Mark Cuban appeared yesterday on the Run Your Race podcast, and he told host Theo Pinson about the time his Mavs came this close to trading for the Black Mamba.
“I was on Dancing with the Stars [in 2007], and there was this production assistant named Elvis, who was like the ultimate Kobe Lakers fans,” Cuban said. “And so I’d be in there practicing my whatever, and he’d be like, ‘Kobe, Kobe,'” as he mimed a jump shot.
The inner workings of an NBA front office are usually a closely guarded secret, but Cuban gave Elvis some insider information. “I’m like, ‘Elvis, I think we might trade for Kobe,’ because he’s really pissed off at the Lakers at that point. I’m talking to Rob Pelinka, who was his agent at the time, and I’m talking to [then Lakers owner] Jerry Buss.”
“They were like, ‘OK, if you can convince Jerry, Kobe wants to do this,'” Cuban recalled. “And so we had a trade set up where it would be Josh Howard, Jet [Jason Terry] and I think two No. 1s for Kobe.”
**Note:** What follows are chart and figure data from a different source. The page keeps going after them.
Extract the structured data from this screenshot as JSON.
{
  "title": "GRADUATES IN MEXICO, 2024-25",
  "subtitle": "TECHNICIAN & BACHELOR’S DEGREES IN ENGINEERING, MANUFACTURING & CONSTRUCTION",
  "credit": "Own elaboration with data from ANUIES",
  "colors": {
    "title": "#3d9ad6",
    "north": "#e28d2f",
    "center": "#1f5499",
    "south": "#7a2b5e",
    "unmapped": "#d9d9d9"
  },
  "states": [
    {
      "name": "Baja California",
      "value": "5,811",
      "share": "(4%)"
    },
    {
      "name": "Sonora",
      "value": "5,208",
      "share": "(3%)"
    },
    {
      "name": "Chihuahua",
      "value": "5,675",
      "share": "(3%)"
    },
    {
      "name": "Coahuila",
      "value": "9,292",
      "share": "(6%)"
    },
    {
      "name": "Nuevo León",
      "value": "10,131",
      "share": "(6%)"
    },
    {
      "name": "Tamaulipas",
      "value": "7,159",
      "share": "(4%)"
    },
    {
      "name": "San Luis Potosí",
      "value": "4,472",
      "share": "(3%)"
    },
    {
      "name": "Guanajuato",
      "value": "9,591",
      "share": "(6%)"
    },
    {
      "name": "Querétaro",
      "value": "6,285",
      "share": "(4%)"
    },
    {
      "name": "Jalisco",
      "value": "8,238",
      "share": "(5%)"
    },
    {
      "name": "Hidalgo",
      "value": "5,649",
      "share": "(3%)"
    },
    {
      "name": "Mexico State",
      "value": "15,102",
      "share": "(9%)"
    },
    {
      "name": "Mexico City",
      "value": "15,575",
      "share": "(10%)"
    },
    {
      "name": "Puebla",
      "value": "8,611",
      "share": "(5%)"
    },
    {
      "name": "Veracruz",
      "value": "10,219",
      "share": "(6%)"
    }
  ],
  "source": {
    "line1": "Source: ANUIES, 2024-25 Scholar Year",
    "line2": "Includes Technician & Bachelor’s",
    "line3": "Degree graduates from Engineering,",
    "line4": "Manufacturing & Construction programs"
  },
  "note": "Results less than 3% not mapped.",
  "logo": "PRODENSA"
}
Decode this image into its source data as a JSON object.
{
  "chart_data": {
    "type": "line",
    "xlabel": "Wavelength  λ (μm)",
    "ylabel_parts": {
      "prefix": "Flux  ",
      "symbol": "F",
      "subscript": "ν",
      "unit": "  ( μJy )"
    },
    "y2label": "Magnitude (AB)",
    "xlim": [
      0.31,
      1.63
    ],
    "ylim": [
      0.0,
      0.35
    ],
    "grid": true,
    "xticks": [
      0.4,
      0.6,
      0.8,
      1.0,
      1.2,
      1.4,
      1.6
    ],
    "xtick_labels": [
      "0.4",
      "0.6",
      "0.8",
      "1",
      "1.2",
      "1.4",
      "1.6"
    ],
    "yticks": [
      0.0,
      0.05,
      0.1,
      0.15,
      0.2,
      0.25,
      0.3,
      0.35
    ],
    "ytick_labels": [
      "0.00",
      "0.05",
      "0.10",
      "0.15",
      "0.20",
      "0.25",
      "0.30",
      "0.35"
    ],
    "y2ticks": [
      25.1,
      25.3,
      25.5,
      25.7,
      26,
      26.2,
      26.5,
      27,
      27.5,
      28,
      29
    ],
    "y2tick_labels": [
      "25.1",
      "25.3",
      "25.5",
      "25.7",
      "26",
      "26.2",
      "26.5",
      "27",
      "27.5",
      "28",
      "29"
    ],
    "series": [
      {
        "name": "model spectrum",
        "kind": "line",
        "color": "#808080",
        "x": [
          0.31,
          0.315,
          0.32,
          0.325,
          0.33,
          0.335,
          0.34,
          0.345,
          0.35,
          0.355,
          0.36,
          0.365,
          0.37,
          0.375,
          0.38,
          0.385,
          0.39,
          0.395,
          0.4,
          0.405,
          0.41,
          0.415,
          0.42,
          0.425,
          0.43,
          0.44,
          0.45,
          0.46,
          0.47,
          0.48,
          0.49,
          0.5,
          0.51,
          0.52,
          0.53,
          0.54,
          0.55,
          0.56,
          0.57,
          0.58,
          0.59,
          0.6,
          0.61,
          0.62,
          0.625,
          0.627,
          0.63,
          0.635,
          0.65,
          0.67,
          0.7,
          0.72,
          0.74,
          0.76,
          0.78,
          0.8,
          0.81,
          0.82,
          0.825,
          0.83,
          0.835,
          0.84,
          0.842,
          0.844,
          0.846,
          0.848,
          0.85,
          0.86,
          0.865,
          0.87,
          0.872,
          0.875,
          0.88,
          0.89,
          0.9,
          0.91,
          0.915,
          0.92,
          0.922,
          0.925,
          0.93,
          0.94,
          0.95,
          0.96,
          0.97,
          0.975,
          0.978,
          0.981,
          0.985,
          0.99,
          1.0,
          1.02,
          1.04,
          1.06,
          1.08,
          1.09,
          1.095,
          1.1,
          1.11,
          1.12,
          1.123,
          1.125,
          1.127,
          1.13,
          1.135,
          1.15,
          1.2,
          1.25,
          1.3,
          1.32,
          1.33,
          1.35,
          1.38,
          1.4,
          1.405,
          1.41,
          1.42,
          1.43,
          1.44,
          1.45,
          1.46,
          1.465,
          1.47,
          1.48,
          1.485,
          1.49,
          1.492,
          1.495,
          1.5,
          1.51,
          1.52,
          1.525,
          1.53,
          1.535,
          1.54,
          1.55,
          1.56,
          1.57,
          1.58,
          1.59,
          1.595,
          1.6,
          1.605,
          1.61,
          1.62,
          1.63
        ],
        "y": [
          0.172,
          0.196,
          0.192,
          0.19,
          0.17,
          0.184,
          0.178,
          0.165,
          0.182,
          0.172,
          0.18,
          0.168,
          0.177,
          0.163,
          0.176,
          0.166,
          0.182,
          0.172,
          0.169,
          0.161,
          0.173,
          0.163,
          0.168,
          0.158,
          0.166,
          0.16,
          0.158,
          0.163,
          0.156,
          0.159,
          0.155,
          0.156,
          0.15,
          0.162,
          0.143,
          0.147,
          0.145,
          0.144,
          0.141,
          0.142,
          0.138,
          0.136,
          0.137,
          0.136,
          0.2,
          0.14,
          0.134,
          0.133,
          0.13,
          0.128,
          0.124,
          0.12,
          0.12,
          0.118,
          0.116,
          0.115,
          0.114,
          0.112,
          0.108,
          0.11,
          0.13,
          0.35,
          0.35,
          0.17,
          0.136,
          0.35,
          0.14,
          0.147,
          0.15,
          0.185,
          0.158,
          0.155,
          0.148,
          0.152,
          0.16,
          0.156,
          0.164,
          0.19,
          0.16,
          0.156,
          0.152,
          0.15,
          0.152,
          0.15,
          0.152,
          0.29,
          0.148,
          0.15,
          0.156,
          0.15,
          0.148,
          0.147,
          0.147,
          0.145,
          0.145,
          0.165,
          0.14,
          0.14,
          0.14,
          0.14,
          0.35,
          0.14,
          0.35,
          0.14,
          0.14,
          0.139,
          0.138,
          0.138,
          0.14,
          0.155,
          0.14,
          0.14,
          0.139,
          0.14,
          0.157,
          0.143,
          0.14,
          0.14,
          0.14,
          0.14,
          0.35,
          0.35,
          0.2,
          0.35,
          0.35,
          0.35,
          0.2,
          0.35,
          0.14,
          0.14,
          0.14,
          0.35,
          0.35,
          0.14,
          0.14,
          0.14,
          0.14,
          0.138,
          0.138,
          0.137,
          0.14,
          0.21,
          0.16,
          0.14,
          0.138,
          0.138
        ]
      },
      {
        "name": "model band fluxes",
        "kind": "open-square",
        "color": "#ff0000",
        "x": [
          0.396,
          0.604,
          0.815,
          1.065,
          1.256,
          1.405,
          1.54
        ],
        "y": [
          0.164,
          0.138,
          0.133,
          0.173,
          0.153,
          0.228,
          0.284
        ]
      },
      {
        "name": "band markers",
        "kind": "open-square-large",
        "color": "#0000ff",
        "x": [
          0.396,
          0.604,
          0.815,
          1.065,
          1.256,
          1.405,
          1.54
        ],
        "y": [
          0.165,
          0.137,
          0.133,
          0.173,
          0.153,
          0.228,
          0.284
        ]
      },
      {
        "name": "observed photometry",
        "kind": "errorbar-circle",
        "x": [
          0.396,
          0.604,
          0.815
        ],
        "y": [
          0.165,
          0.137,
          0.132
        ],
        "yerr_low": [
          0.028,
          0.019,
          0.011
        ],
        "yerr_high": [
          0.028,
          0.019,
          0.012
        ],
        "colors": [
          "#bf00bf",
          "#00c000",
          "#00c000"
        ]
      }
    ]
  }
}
The deal was moving closer and closer to actually happening, until Pinson’s fellow UNC alum Mitch Kupchak, then the GM of the Lakers, stepped in. “He talked Kobe out of it,” Cuban lamented.
Earlier in his career, Kobe had dominated the league with Shaquille O’Neal. Later, he would get back to the mountaintop with Pau Gasol. But imagining him paired up with Dirk Nowitzki is a tantalizing thought.
Even Dirk knew what a coup it would be for the Mavs to land Kobe, and he jokingly volunteered to help in any way he could. “Dirk was telling me, ‘S***, you could trade me, I would trade me for Kobe,’ and I’m like, ‘No, Dirk, that defeats the purpose,'” Cuban laughed. “It was that close.”
Seeing those two Hall of Famers play together would have been incredible, but at the same time, it worked out in the end for both. Kobe ended up a Laker for life with two statues outside the Staples Center (now Crypto.com Arena), while Dirk went down as the greatest player in Mavs history with a statue of his own outside the American Airlines Center.